David Whelan is a contributing editor at Forbes, where he was a staff writer for 8 years covering health care payers, providers and policy. He’s currently studying and working in hospital administration. Follow him on Twitter @WhelanHealth

10 replies »

  1. Now you’re thinking like Lee Atwater. I wonder why Alex Sink didn’t think of that back when she was running?

  2. Given that everyone knows that there were 2 sets of books at Columbia/HCA and everyone knows it came from the top (read Maggie Mahar’s book), wouldnt a vindictive political opponent think about reopening criminal investigation into what is still one of the biggest ever Medicare Fraud settlements (Columbia/ HCA on Scotts watch).

    OK wont happen here, but Scott better be glad Vladimir Putin isnt President here!

  3. Yes please Joe, be specific. Not sure how subsidies to buy insurance incentivizes a move away from low income – any more than Republicans want to move away from it now. Rick Scott’s refusal to expand an already underfunded Medicaid to the poorest of the poor is not coming from a “liberal”. As a so-called “lefty” I’m not sure if I like the ACA as the mandate forces people to buy the most expensive system in the world. I don’t like the meek provider cost controls, but providers pay lobbyists, not so for the poor.

  4. He was never convicted of anything so we should be careful here. But his company did pay a huge settlement for actions that took place when he was in charge.

  5. I think you should write that up. Get away from attacking “the left”–but show in factual terms how the ACA incents providers to leave low-income areas.

    One way that’s happening is that by tying HCAHPS scores to Medicare reimbursement the hospitals operating in less affluent areas may get punished–by not having the same nurse ratio as in the fancy suburb. (Cleanliness is a HCAHP category–which is important, obviously, but who’s going to do better? St. Inner City Hospital–or St. Suburb?)

    The other parts of the ACA are not as obviously anti-low-income as you say. But I’d be curious to read your whole take.

    Thanks for the comment

  6. David- look at the incentives in the ACA.

    Every incentive encourages states and hospitals and providers to move away from low income, minority areas.

    While this was a trend already in the works, the ACA is putting the process into overdrive.

    It is being said that the best way for inner city hospitals to survive is to close their doors and reopen in more affluent areas.

    But, since the President let the insurance industry write the ACA, not too surprising.

    What is pathetic is that so many on the left– who would have brought pitchforks and torches if Republicans had offered a similar bill (and no projection- all Rs voted against this bill, they have zero responsibility)- are defending the law.

  7. Yes, going back to the 19th century will save us.
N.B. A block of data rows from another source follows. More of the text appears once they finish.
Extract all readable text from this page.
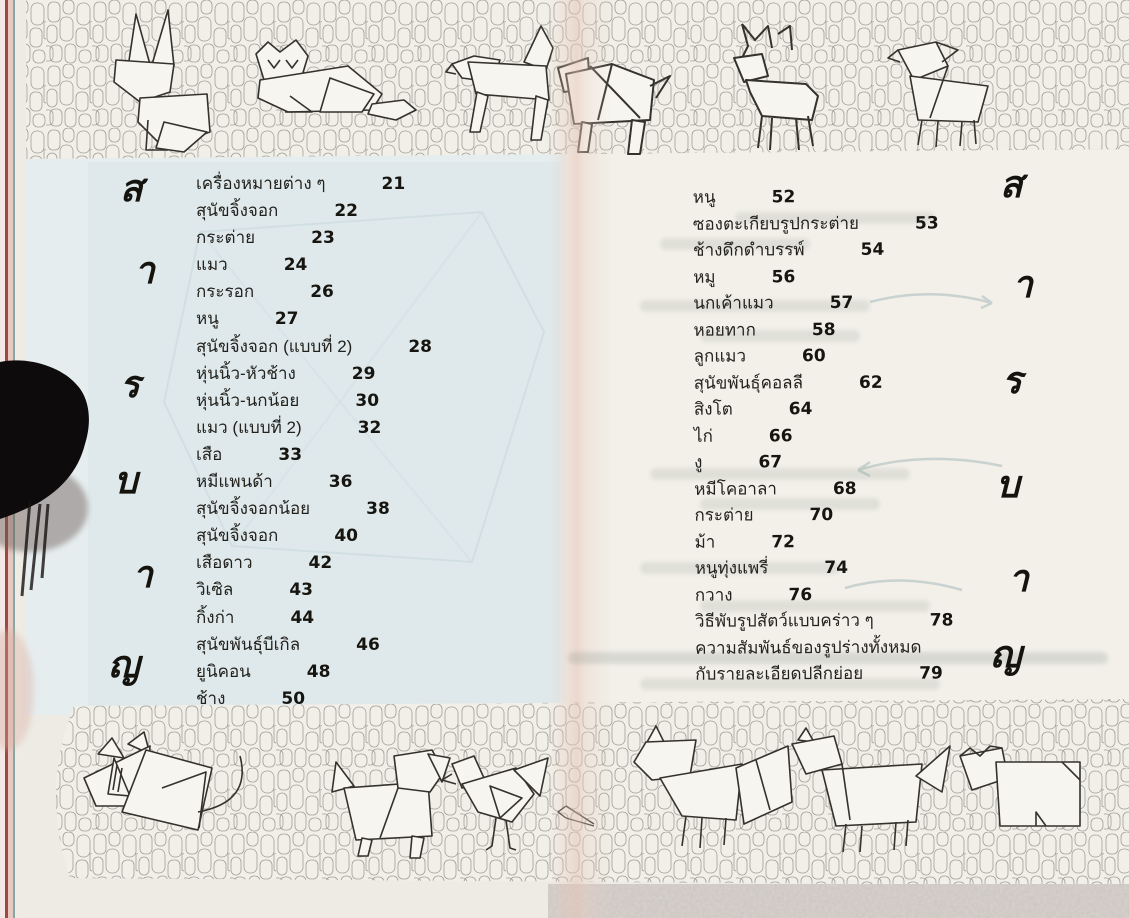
ส
า
ร
บ
า
ญ
ส
า
ร
บ
า
ญ
เครื่องหมายต่าง ๆ	21
สุนัขจิ้งจอก	22
กระต่าย	23
แมว	24
กระรอก	26
หนู	27
สุนัขจิ้งจอก (แบบที่ 2)	28
หุ่นนิ้ว-หัวช้าง	29
หุ่นนิ้ว-นกน้อย	30
แมว (แบบที่ 2)	32
เสือ	33
หมีแพนด้า	36
สุนัขจิ้งจอกน้อย	38
สุนัขจิ้งจอก	40
เสือดาว	42
วิเซิล	43
กิ้งก่า	44
สุนัขพันธุ์บีเกิล	46
ยูนิคอน	48
ช้าง	50
หนู	52
ซองตะเกียบรูปกระต่าย	53
ช้างดึกดำบรรพ์	54
หมู	56
นกเค้าแมว	57
หอยทาก	58
ลูกแมว	60
สุนัขพันธุ์คอลลี	62
สิงโต	64
ไก่	66
งู	67
หมีโคอาลา	68
กระต่าย	70
ม้า	72
หนูทุ่งแพรี่	74
กวาง	76
วิธีพับรูปสัตว์แบบคร่าว ๆ	78
ความสัมพันธ์ของรูปร่างทั้งหมด
กับรายละเอียดปลีกย่อย	79
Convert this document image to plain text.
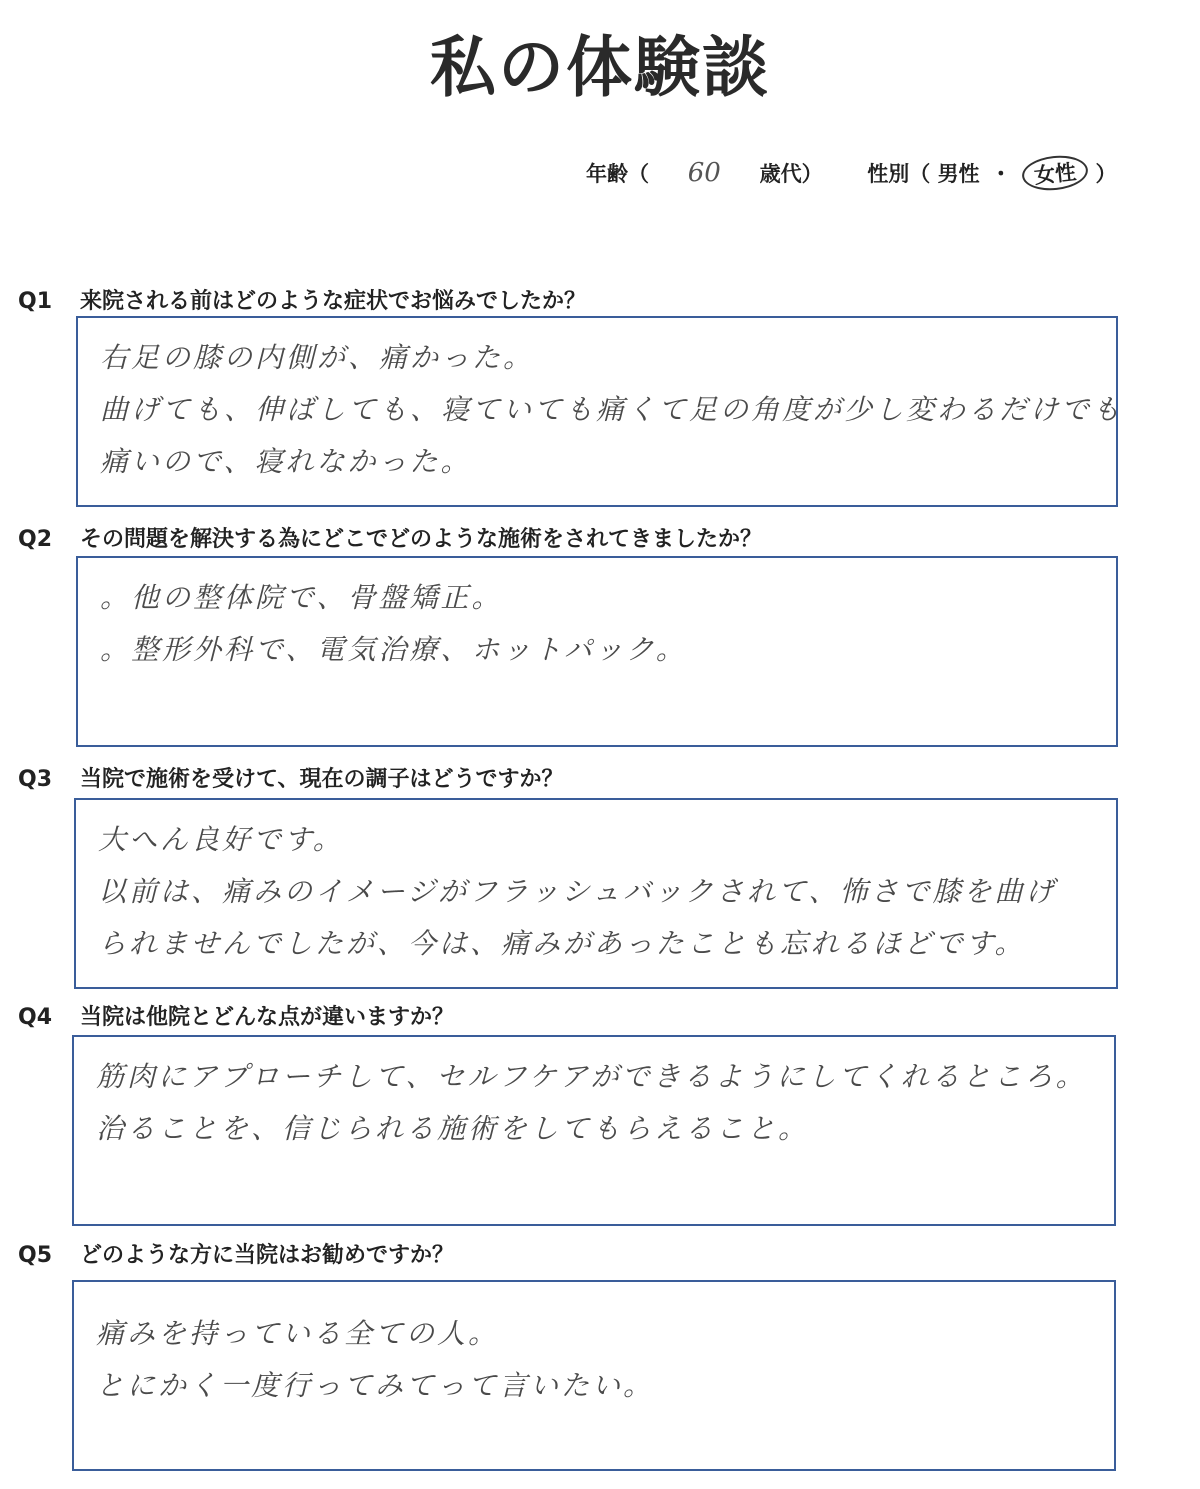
私の体験談
年齢（ 60 歳代） 性別（ 男性 ・ 女性 ）
Q1 来院される前はどのような症状でお悩みでしたか？
右足の膝の内側が、痛かった。
曲げても、伸ばしても、寝ていても痛くて足の角度が少し変わるだけでも
痛いので、寝れなかった。
Q2 その問題を解決する為にどこでどのような施術をされてきましたか？
。他の整体院で、骨盤矯正。
。整形外科で、電気治療、ホットパック。
Q3 当院で施術を受けて、現在の調子はどうですか？
大へん良好です。
以前は、痛みのイメージがフラッシュバックされて、怖さで膝を曲げ
られませんでしたが、今は、痛みがあったことも忘れるほどです。
Q4 当院は他院とどんな点が違いますか？
筋肉にアプローチして、セルフケアができるようにしてくれるところ。
治ることを、信じられる施術をしてもらえること。
Q5 どのような方に当院はお勧めですか？
痛みを持っている全ての人。
とにかく一度行ってみてって言いたい。
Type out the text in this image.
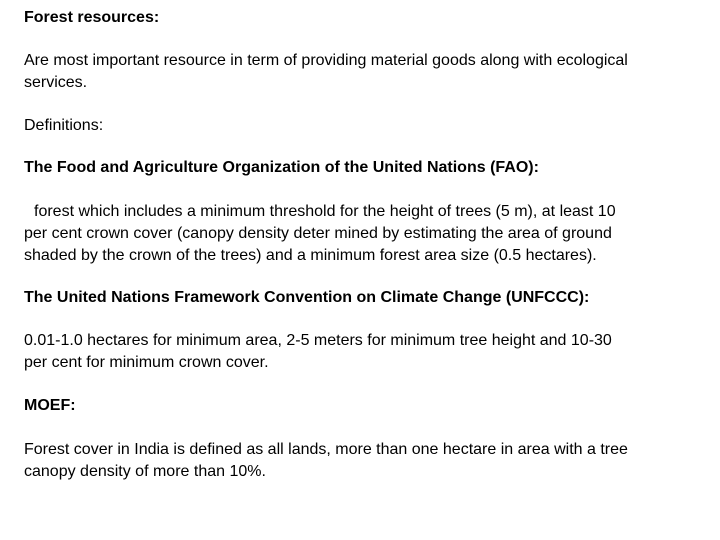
Forest resources:

Are most important resource in term of providing material goods along with ecological
services.

Definitions:

The Food and Agriculture Organization of the United Nations (FAO):

forest which includes a minimum threshold for the height of trees (5 m), at least 10
per cent crown cover (canopy density deter mined by estimating the area of ground
shaded by the crown of the trees) and a minimum forest area size (0.5 hectares).

The United Nations Framework Convention on Climate Change (UNFCCC):

0.01-1.0 hectares for minimum area, 2-5 meters for minimum tree height and 10-30
per cent for minimum crown cover.

MOEF:

Forest cover in India is defined as all lands, more than one hectare in area with a tree
canopy density of more than 10%.
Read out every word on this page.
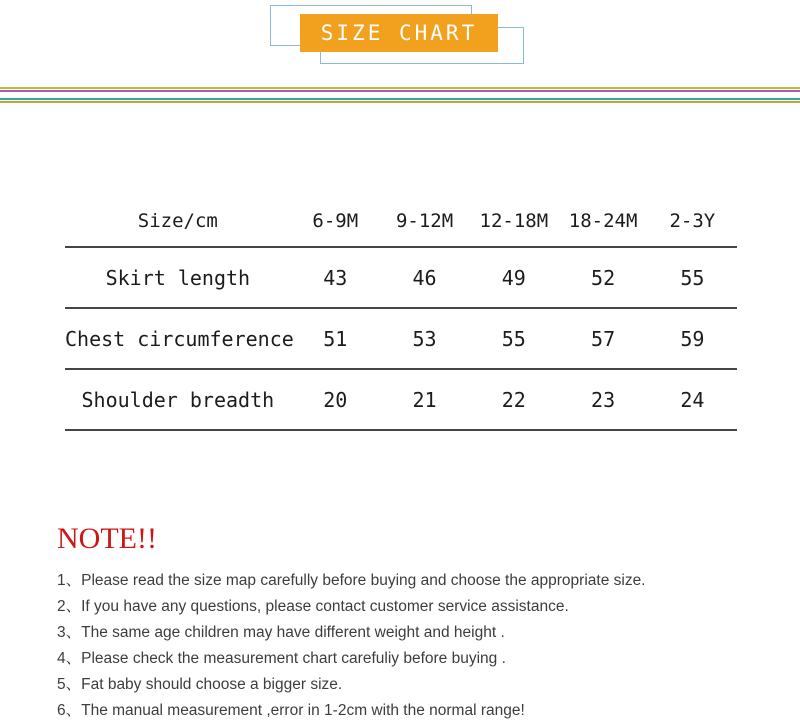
SIZE CHART
Size/cm	6-9M	9-12M	12-18M	18-24M	2-3Y
Skirt length	43	46	49	52	55
Chest circumference	51	53	55	57	59
Shoulder breadth	20	21	22	23	24
NOTE!!
1、Please read the size map carefully before buying and choose the appropriate size.
2、If you have any questions, please contact customer service assistance.
3、The same age children may have different weight and height .
4、Please check the measurement chart carefuliy before buying .
5、Fat baby should choose a bigger size.
6、The manual measurement ,error in 1-2cm with the normal range!
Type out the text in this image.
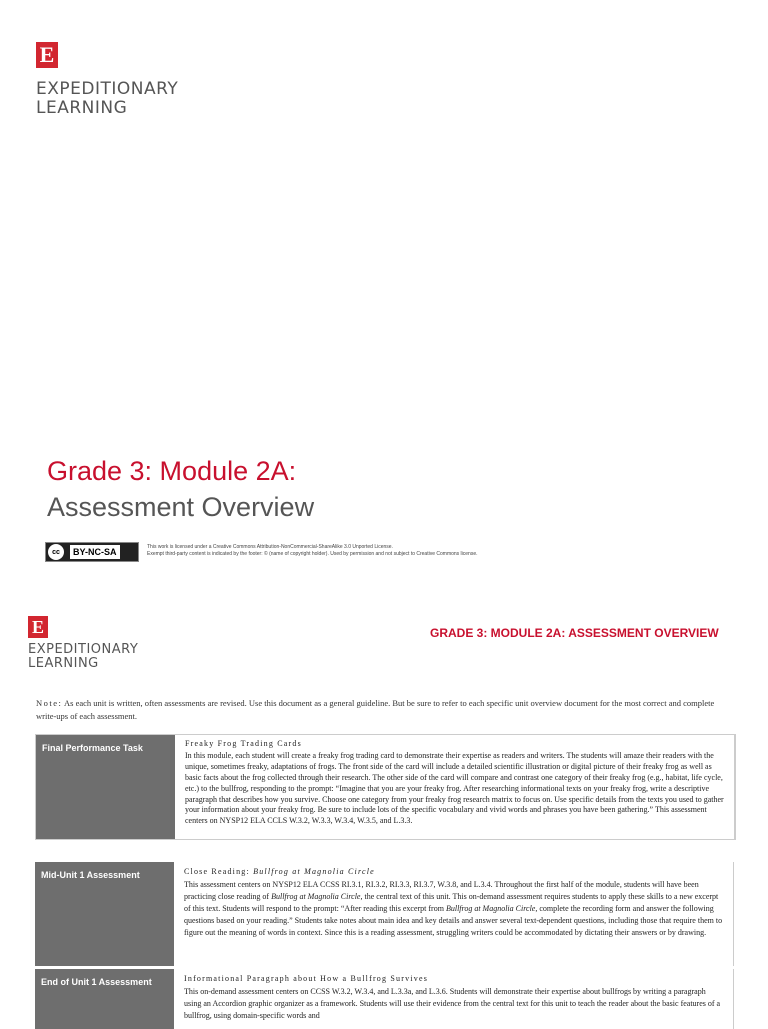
E
EXPEDITIONARY
LEARNING
Grade 3: Module 2A:
Assessment Overview
cc	BY-NC-SA	This work is licensed under a Creative Commons Attribution-NonCommercial-ShareAlike 3.0 Unported License.
Exempt third-party content is indicated by the footer: © (name of copyright holder). Used by permission and not subject to Creative Commons license.
E
EXPEDITIONARY
LEARNING
GRADE 3: MODULE 2A: ASSESSMENT OVERVIEW
Note: As each unit is written, often assessments are revised. Use this document as a general guideline. But be sure to refer to each specific unit overview document for the most correct and complete write-ups of each assessment.
Final Performance Task	Freaky Frog Trading Cards
In this module, each student will create a freaky frog trading card to demonstrate their expertise as readers and writers. The students will amaze their readers with the unique, sometimes freaky, adaptations of frogs. The front side of the card will include a detailed scientific illustration or digital picture of their freaky frog as well as basic facts about the frog collected through their research. The other side of the card will compare and contrast one category of their freaky frog (e.g., habitat, life cycle, etc.) to the bullfrog, responding to the prompt: “Imagine that you are your freaky frog. After researching informational texts on your freaky frog, write a descriptive paragraph that describes how you survive. Choose one category from your freaky frog research matrix to focus on. Use specific details from the texts you used to gather your information about your freaky frog. Be sure to include lots of the specific vocabulary and vivid words and phrases you have been gathering.” This assessment centers on NYSP12 ELA CCLS W.3.2, W.3.3, W.3.4, W.3.5, and L.3.3.
Mid-Unit 1 Assessment	Close Reading: Bullfrog at Magnolia Circle
This assessment centers on NYSP12 ELA CCSS RI.3.1, RI.3.2, RI.3.3, RI.3.7, W.3.8, and L.3.4. Throughout the first half of the module, students will have been practicing close reading of Bullfrog at Magnolia Circle, the central text of this unit. This on-demand assessment requires students to apply these skills to a new excerpt of this text. Students will respond to the prompt: “After reading this excerpt from Bullfrog at Magnolia Circle, complete the recording form and answer the following questions based on your reading.” Students take notes about main idea and key details and answer several text-dependent questions, including those that require them to figure out the meaning of words in context. Since this is a reading assessment, struggling writers could be accommodated by dictating their answers or by drawing.
End of Unit 1 Assessment	Informational Paragraph about How a Bullfrog Survives
This on-demand assessment centers on CCSS W.3.2, W.3.4, and L.3.3a, and L.3.6. Students will demonstrate their expertise about bullfrogs by writing a paragraph using an Accordion graphic organizer as a framework. Students will use their evidence from the central text for this unit to teach the reader about the basic features of a bullfrog, using domain-specific words and
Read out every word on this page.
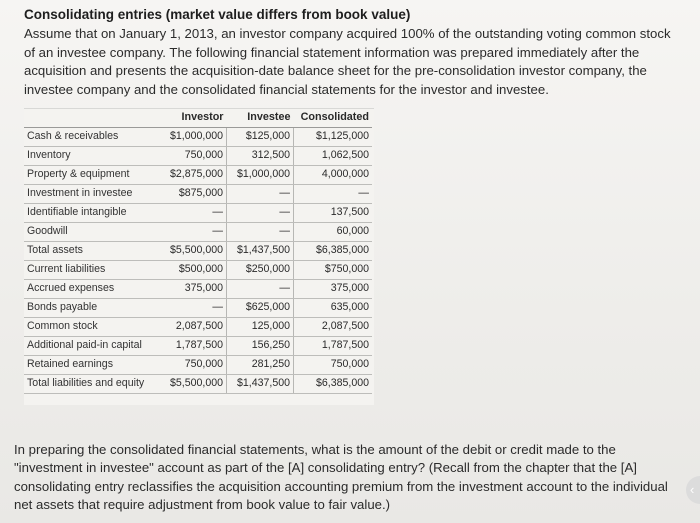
Consolidating entries (market value differs from book value)
Assume that on January 1, 2013, an investor company acquired 100% of the outstanding voting common stock of an investee company. The following financial statement information was prepared immediately after the acquisition and presents the acquisition-date balance sheet for the pre-consolidation investor company, the investee company and the consolidated financial statements for the investor and investee.
	Investor	Investee	Consolidated
Cash & receivables	$1,000,000	$125,000	$1,125,000
Inventory	750,000	312,500	1,062,500
Property & equipment	$2,875,000	$1,000,000	4,000,000
Investment in investee	$875,000	—	—
Identifiable intangible	—	—	137,500
Goodwill	—	—	60,000
Total assets	$5,500,000	$1,437,500	$6,385,000
Current liabilities	$500,000	$250,000	$750,000
Accrued expenses	375,000	—	375,000
Bonds payable	—	$625,000	635,000
Common stock	2,087,500	125,000	2,087,500
Additional paid-in capital	1,787,500	156,250	1,787,500
Retained earnings	750,000	281,250	750,000
Total liabilities and equity	$5,500,000	$1,437,500	$6,385,000
In preparing the consolidated financial statements, what is the amount of the debit or credit made to the "investment in investee" account as part of the [A] consolidating entry? (Recall from the chapter that the [A] consolidating entry reclassifies the acquisition accounting premium from the investment account to the individual net assets that require adjustment from book value to fair value.)
‹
But, our bankers will be richer for it.

  8. I think you’re absolutely right–unless the economy starts growing again.

  9. While I have watched with shock and horror at the election of Rick Scott – remembering Columbia HCA’s profit focussed slash and burn M&A days, I have to say, the overall economic state of the country is going to make this TB hospital closing an unfortunate recurrent event in the next many years.

    The US Economy doesn’t have the money to pay for many of the social services it has provided in the past – healthcare, education, prisons, pension commitments, medicare, medicaid and the list goes on.

    The government will put pressure on individuals and states, and the state governments will make cuts across the board. Yes, it will be about lobbies and which groups can prevent cuts to their group, but the bottom line is that cuts will happen. The rest of it is just a question of where.

    The economics just don’t support our ability to get out of this tailspin any time in the near future.